Kramer half-closed his eyes.

“You sound as if you’ve gone off Boetie a bit.”

“Well, am I right?”

“Nearer the truth than myself? Probably. This is all guesswork. But what is it about Boetie that’s changed your attitude?”

“I was looking through his compositions today. He was very self-assured, you know, and almost frighteningly correct in his outlook. You should see the one he did on his beach holiday-a long complaint about litter and girls indecently dressed. He even quoted the regulation they have in the Free State for keeping sunbathers at least eighteen inches apart around swimming baths.”

“Really?”

“Oh, yes. All in favor of it. And then he-”

“What?”

“Had the cheek to do this-to carry on his own investigation. That card the club issued him with stressed cooperation with the police, but he didn’t seem to take too much notice of that.”

“Everyone twists the law a little at times.”

“But he had no right to! He was a child.”

“Quite right. Boetie was a bad boy but you can’t blame him altogether. He was provoked by the station commander.”

“The last time you were almost defending the man!”

How galling it was to discover that even Lisbet argued like a woman.

“Well, that’s the sergeant off the hook now-nobody to write in with his name, rank, and number.”

Lisbet smiled wryly.

“Jan has already seen to that. In fact, they all spent their free period composing flowery tributes for the letter section.”

“Christ! The Colonel doesn’t want the club to become involved in this stupid incident.”

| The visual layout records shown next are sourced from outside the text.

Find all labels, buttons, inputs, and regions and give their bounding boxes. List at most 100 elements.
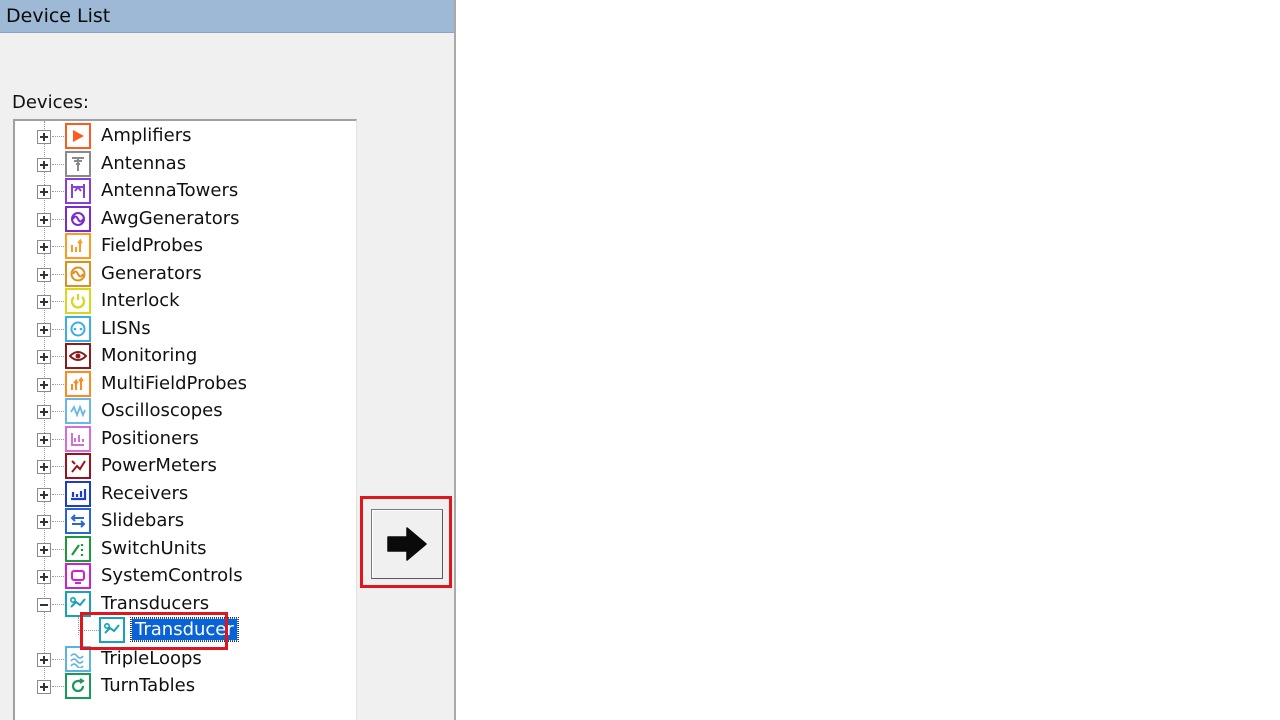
child-selection-highlight xyxy=(80,612,228,650)
panel-title-bar: Device List xyxy=(0,0,454,33)
tree-node-label: Amplifiers xyxy=(101,125,192,146)
tree-node-label: Receivers xyxy=(101,482,189,504)
tree-branch xyxy=(52,603,64,605)
tree-branch xyxy=(52,218,64,220)
panel-title: Device List xyxy=(6,5,111,27)
awg-generator-icon xyxy=(65,205,91,232)
tree-node-fieldprobes[interactable]: FieldProbes xyxy=(15,233,355,259)
tree-node-switchunits[interactable]: SwitchUnits xyxy=(15,535,355,562)
multi-field-probe-icon xyxy=(65,370,91,397)
collapse-icon[interactable] xyxy=(37,597,51,612)
tree-node-systemcontrols[interactable]: SystemControls xyxy=(15,563,355,589)
tree-node-label: PowerMeters xyxy=(101,455,217,476)
tree-node-receivers[interactable]: Receivers xyxy=(15,480,355,507)
tree-node-label: MultiFieldProbes xyxy=(101,372,247,394)
expand-icon[interactable] xyxy=(37,350,51,364)
tree-node-label: Transducers xyxy=(101,592,210,614)
tree-node-label: TurnTables xyxy=(101,675,196,696)
generator-icon xyxy=(65,260,91,287)
expand-icon[interactable] xyxy=(37,570,51,584)
tree-node-awggenerators[interactable]: AwgGenerators xyxy=(15,205,355,232)
tree-branch xyxy=(52,466,64,467)
devices-label: Devices: xyxy=(12,92,90,113)
positioner-icon xyxy=(65,425,91,452)
expand-icon[interactable] xyxy=(37,460,51,474)
tree-node-turntables[interactable]: TurnTables xyxy=(15,673,355,699)
tree-node-label: Generators xyxy=(101,262,202,284)
tree-node-lisns[interactable]: LISNs xyxy=(15,315,355,342)
tree-node-label: LISNs xyxy=(101,317,151,339)
expand-icon[interactable] xyxy=(37,652,51,667)
tree-node-monitoring[interactable]: Monitoring xyxy=(15,343,355,369)
interlock-icon xyxy=(65,288,91,314)
receiver-icon xyxy=(65,480,91,507)
expand-icon[interactable] xyxy=(37,157,51,172)
tree-branch xyxy=(52,658,64,660)
expand-icon[interactable] xyxy=(37,515,51,529)
tree-node-slidebars[interactable]: Slidebars xyxy=(15,508,355,534)
tree-branch xyxy=(52,383,64,385)
tree-node-label: AwgGenerators xyxy=(101,207,240,229)
lisn-icon xyxy=(65,315,91,342)
tree-node-powermeters[interactable]: PowerMeters xyxy=(15,453,355,479)
tree-node-multifieldprobes[interactable]: MultiFieldProbes xyxy=(15,370,355,397)
tree-node-label: SystemControls xyxy=(101,565,243,586)
add-button-highlight xyxy=(360,496,452,588)
tree-branch xyxy=(52,548,64,550)
tree-node-label: SwitchUnits xyxy=(101,537,207,559)
slidebar-icon xyxy=(65,508,91,534)
tree-node-amplifiers[interactable]: Amplifiers xyxy=(15,123,355,149)
turntable-icon xyxy=(65,673,91,699)
tree-branch xyxy=(52,246,64,247)
field-probe-icon xyxy=(65,233,91,259)
expand-icon[interactable] xyxy=(37,322,51,337)
expand-icon[interactable] xyxy=(37,432,51,447)
expand-icon[interactable] xyxy=(37,212,51,227)
expand-icon[interactable] xyxy=(37,130,51,144)
tree-branch xyxy=(52,191,64,192)
tree-node-positioners[interactable]: Positioners xyxy=(15,425,355,452)
tree-node-label: Antennas xyxy=(101,152,187,174)
tree-node-interlock[interactable]: Interlock xyxy=(15,288,355,314)
expand-icon[interactable] xyxy=(37,542,51,557)
antenna-tower-icon xyxy=(65,178,91,204)
tree-branch xyxy=(52,493,64,495)
tree-branch xyxy=(52,356,64,357)
monitoring-icon xyxy=(65,343,91,369)
tree-node-antennatowers[interactable]: AntennaTowers xyxy=(15,178,355,204)
expand-icon[interactable] xyxy=(37,405,51,419)
tree-branch xyxy=(52,163,64,165)
tree-branch xyxy=(52,438,64,440)
tree-node-label: FieldProbes xyxy=(101,235,203,256)
expand-icon[interactable] xyxy=(37,267,51,282)
expand-icon[interactable] xyxy=(37,487,51,502)
expand-icon[interactable] xyxy=(37,377,51,392)
right-arrow-icon xyxy=(387,527,427,561)
amplifier-icon xyxy=(65,123,91,149)
tree-node-label: Positioners xyxy=(101,427,199,449)
tree-branch xyxy=(52,411,64,412)
tree-node-label: Interlock xyxy=(101,290,180,311)
system-control-icon xyxy=(65,563,91,589)
tree-node-oscilloscopes[interactable]: Oscilloscopes xyxy=(15,398,355,424)
power-meter-icon xyxy=(65,453,91,479)
oscilloscope-icon xyxy=(65,398,91,424)
device-list-panel: Device List Devices: Amplifiers Antennas A… xyxy=(0,0,456,720)
tree-node-label: TripleLoops xyxy=(101,647,202,669)
tree-branch xyxy=(52,521,64,522)
tree-branch xyxy=(52,328,64,330)
expand-icon[interactable] xyxy=(37,680,51,694)
tree-branch xyxy=(52,686,64,687)
expand-icon[interactable] xyxy=(37,185,51,199)
tree-node-label: AntennaTowers xyxy=(101,180,239,201)
switch-unit-icon xyxy=(65,535,91,562)
tree-node-generators[interactable]: Generators xyxy=(15,260,355,287)
expand-icon[interactable] xyxy=(37,240,51,254)
tree-node-antennas[interactable]: Antennas xyxy=(15,150,355,177)
add-device-arrow-button[interactable] xyxy=(371,509,443,579)
expand-icon[interactable] xyxy=(37,295,51,309)
tree-branch xyxy=(52,576,64,577)
tree-branch xyxy=(52,136,64,137)
tree-branch xyxy=(52,301,64,302)
tree-branch xyxy=(52,273,64,275)
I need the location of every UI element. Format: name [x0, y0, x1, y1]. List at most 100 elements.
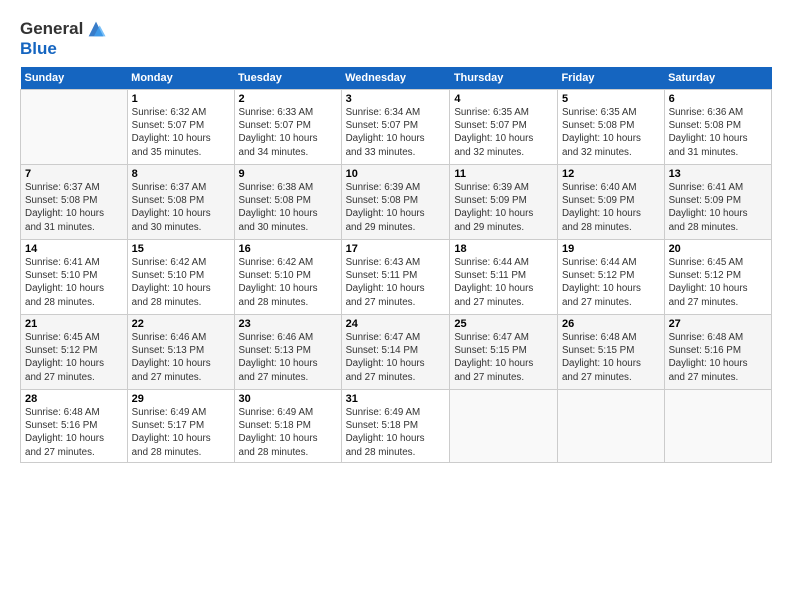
- calendar-cell: 13Sunrise: 6:41 AMSunset: 5:09 PMDayligh…: [664, 165, 771, 240]
- day-number: 14: [25, 243, 123, 255]
- week-row: 28Sunrise: 6:48 AMSunset: 5:16 PMDayligh…: [21, 390, 772, 463]
- calendar-cell: 1Sunrise: 6:32 AMSunset: 5:07 PMDaylight…: [127, 90, 234, 165]
- calendar-cell: 17Sunrise: 6:43 AMSunset: 5:11 PMDayligh…: [341, 240, 450, 315]
- day-number: 27: [669, 318, 767, 330]
- calendar-cell: 16Sunrise: 6:42 AMSunset: 5:10 PMDayligh…: [234, 240, 341, 315]
- calendar-cell: 28Sunrise: 6:48 AMSunset: 5:16 PMDayligh…: [21, 390, 128, 463]
- weekday-header-row: SundayMondayTuesdayWednesdayThursdayFrid…: [21, 67, 772, 90]
- day-number: 6: [669, 93, 767, 105]
- day-number: 10: [346, 168, 446, 180]
- day-number: 16: [239, 243, 337, 255]
- day-info: Sunrise: 6:48 AMSunset: 5:16 PMDaylight:…: [25, 406, 123, 459]
- day-info: Sunrise: 6:47 AMSunset: 5:14 PMDaylight:…: [346, 331, 446, 384]
- page: General Blue SundayMondayTuesdayWednesda…: [0, 0, 792, 612]
- calendar-cell: [557, 390, 664, 463]
- calendar-cell: 15Sunrise: 6:42 AMSunset: 5:10 PMDayligh…: [127, 240, 234, 315]
- calendar-cell: 12Sunrise: 6:40 AMSunset: 5:09 PMDayligh…: [557, 165, 664, 240]
- calendar-cell: 10Sunrise: 6:39 AMSunset: 5:08 PMDayligh…: [341, 165, 450, 240]
- day-number: 23: [239, 318, 337, 330]
- day-info: Sunrise: 6:42 AMSunset: 5:10 PMDaylight:…: [132, 256, 230, 309]
- day-info: Sunrise: 6:45 AMSunset: 5:12 PMDaylight:…: [669, 256, 767, 309]
- day-info: Sunrise: 6:34 AMSunset: 5:07 PMDaylight:…: [346, 106, 446, 159]
- day-number: 29: [132, 393, 230, 405]
- calendar-cell: 14Sunrise: 6:41 AMSunset: 5:10 PMDayligh…: [21, 240, 128, 315]
- calendar-cell: 22Sunrise: 6:46 AMSunset: 5:13 PMDayligh…: [127, 315, 234, 390]
- day-info: Sunrise: 6:40 AMSunset: 5:09 PMDaylight:…: [562, 181, 660, 234]
- week-row: 7Sunrise: 6:37 AMSunset: 5:08 PMDaylight…: [21, 165, 772, 240]
- day-info: Sunrise: 6:39 AMSunset: 5:09 PMDaylight:…: [454, 181, 553, 234]
- calendar-cell: 8Sunrise: 6:37 AMSunset: 5:08 PMDaylight…: [127, 165, 234, 240]
- day-info: Sunrise: 6:33 AMSunset: 5:07 PMDaylight:…: [239, 106, 337, 159]
- day-number: 1: [132, 93, 230, 105]
- logo: General Blue: [20, 18, 107, 59]
- calendar-cell: 30Sunrise: 6:49 AMSunset: 5:18 PMDayligh…: [234, 390, 341, 463]
- day-number: 25: [454, 318, 553, 330]
- day-info: Sunrise: 6:49 AMSunset: 5:17 PMDaylight:…: [132, 406, 230, 459]
- logo-icon: [85, 18, 107, 40]
- day-number: 26: [562, 318, 660, 330]
- weekday-header-monday: Monday: [127, 67, 234, 90]
- logo-general: General: [20, 20, 83, 39]
- day-info: Sunrise: 6:46 AMSunset: 5:13 PMDaylight:…: [132, 331, 230, 384]
- calendar-cell: 19Sunrise: 6:44 AMSunset: 5:12 PMDayligh…: [557, 240, 664, 315]
- day-number: 11: [454, 168, 553, 180]
- calendar: SundayMondayTuesdayWednesdayThursdayFrid…: [20, 67, 772, 463]
- header: General Blue: [20, 18, 772, 59]
- calendar-cell: [664, 390, 771, 463]
- calendar-cell: 18Sunrise: 6:44 AMSunset: 5:11 PMDayligh…: [450, 240, 558, 315]
- week-row: 14Sunrise: 6:41 AMSunset: 5:10 PMDayligh…: [21, 240, 772, 315]
- weekday-header-wednesday: Wednesday: [341, 67, 450, 90]
- day-info: Sunrise: 6:44 AMSunset: 5:12 PMDaylight:…: [562, 256, 660, 309]
- calendar-cell: 5Sunrise: 6:35 AMSunset: 5:08 PMDaylight…: [557, 90, 664, 165]
- day-info: Sunrise: 6:35 AMSunset: 5:07 PMDaylight:…: [454, 106, 553, 159]
- day-number: 13: [669, 168, 767, 180]
- weekday-header-tuesday: Tuesday: [234, 67, 341, 90]
- day-info: Sunrise: 6:48 AMSunset: 5:16 PMDaylight:…: [669, 331, 767, 384]
- day-number: 18: [454, 243, 553, 255]
- calendar-cell: 24Sunrise: 6:47 AMSunset: 5:14 PMDayligh…: [341, 315, 450, 390]
- day-number: 20: [669, 243, 767, 255]
- day-info: Sunrise: 6:45 AMSunset: 5:12 PMDaylight:…: [25, 331, 123, 384]
- calendar-cell: 29Sunrise: 6:49 AMSunset: 5:17 PMDayligh…: [127, 390, 234, 463]
- calendar-cell: 25Sunrise: 6:47 AMSunset: 5:15 PMDayligh…: [450, 315, 558, 390]
- day-number: 15: [132, 243, 230, 255]
- calendar-cell: 2Sunrise: 6:33 AMSunset: 5:07 PMDaylight…: [234, 90, 341, 165]
- day-number: 8: [132, 168, 230, 180]
- weekday-header-saturday: Saturday: [664, 67, 771, 90]
- weekday-header-sunday: Sunday: [21, 67, 128, 90]
- calendar-cell: 21Sunrise: 6:45 AMSunset: 5:12 PMDayligh…: [21, 315, 128, 390]
- calendar-cell: 4Sunrise: 6:35 AMSunset: 5:07 PMDaylight…: [450, 90, 558, 165]
- day-number: 9: [239, 168, 337, 180]
- day-info: Sunrise: 6:49 AMSunset: 5:18 PMDaylight:…: [346, 406, 446, 459]
- calendar-cell: [21, 90, 128, 165]
- day-info: Sunrise: 6:44 AMSunset: 5:11 PMDaylight:…: [454, 256, 553, 309]
- day-info: Sunrise: 6:41 AMSunset: 5:09 PMDaylight:…: [669, 181, 767, 234]
- day-info: Sunrise: 6:47 AMSunset: 5:15 PMDaylight:…: [454, 331, 553, 384]
- day-number: 30: [239, 393, 337, 405]
- day-info: Sunrise: 6:35 AMSunset: 5:08 PMDaylight:…: [562, 106, 660, 159]
- day-info: Sunrise: 6:46 AMSunset: 5:13 PMDaylight:…: [239, 331, 337, 384]
- calendar-cell: 31Sunrise: 6:49 AMSunset: 5:18 PMDayligh…: [341, 390, 450, 463]
- week-row: 1Sunrise: 6:32 AMSunset: 5:07 PMDaylight…: [21, 90, 772, 165]
- day-number: 17: [346, 243, 446, 255]
- day-info: Sunrise: 6:43 AMSunset: 5:11 PMDaylight:…: [346, 256, 446, 309]
- calendar-cell: 20Sunrise: 6:45 AMSunset: 5:12 PMDayligh…: [664, 240, 771, 315]
- day-number: 21: [25, 318, 123, 330]
- calendar-cell: 7Sunrise: 6:37 AMSunset: 5:08 PMDaylight…: [21, 165, 128, 240]
- day-number: 3: [346, 93, 446, 105]
- weekday-header-thursday: Thursday: [450, 67, 558, 90]
- day-number: 7: [25, 168, 123, 180]
- day-number: 31: [346, 393, 446, 405]
- calendar-cell: 9Sunrise: 6:38 AMSunset: 5:08 PMDaylight…: [234, 165, 341, 240]
- day-number: 4: [454, 93, 553, 105]
- day-info: Sunrise: 6:37 AMSunset: 5:08 PMDaylight:…: [132, 181, 230, 234]
- calendar-cell: 6Sunrise: 6:36 AMSunset: 5:08 PMDaylight…: [664, 90, 771, 165]
- day-number: 28: [25, 393, 123, 405]
- calendar-cell: 27Sunrise: 6:48 AMSunset: 5:16 PMDayligh…: [664, 315, 771, 390]
- calendar-cell: 26Sunrise: 6:48 AMSunset: 5:15 PMDayligh…: [557, 315, 664, 390]
- week-row: 21Sunrise: 6:45 AMSunset: 5:12 PMDayligh…: [21, 315, 772, 390]
- day-info: Sunrise: 6:37 AMSunset: 5:08 PMDaylight:…: [25, 181, 123, 234]
- day-info: Sunrise: 6:48 AMSunset: 5:15 PMDaylight:…: [562, 331, 660, 384]
- calendar-cell: 23Sunrise: 6:46 AMSunset: 5:13 PMDayligh…: [234, 315, 341, 390]
- day-number: 5: [562, 93, 660, 105]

“Don’t worry. I offered to post them all in one big envelope-it’s behind you on the telephone table.”

“That’s my girl!”

“Oh, thank you, Lieutenant, I thought you would never say it. More coffee?”

It was virtually impossible to gauge how jocular that remark had been intended to sound. Kramer recognized its potential in terms of the elusive signals exchanged by the more modest mammals during mating season, but decided to dwell on work a little longer until he was certain of pleasure.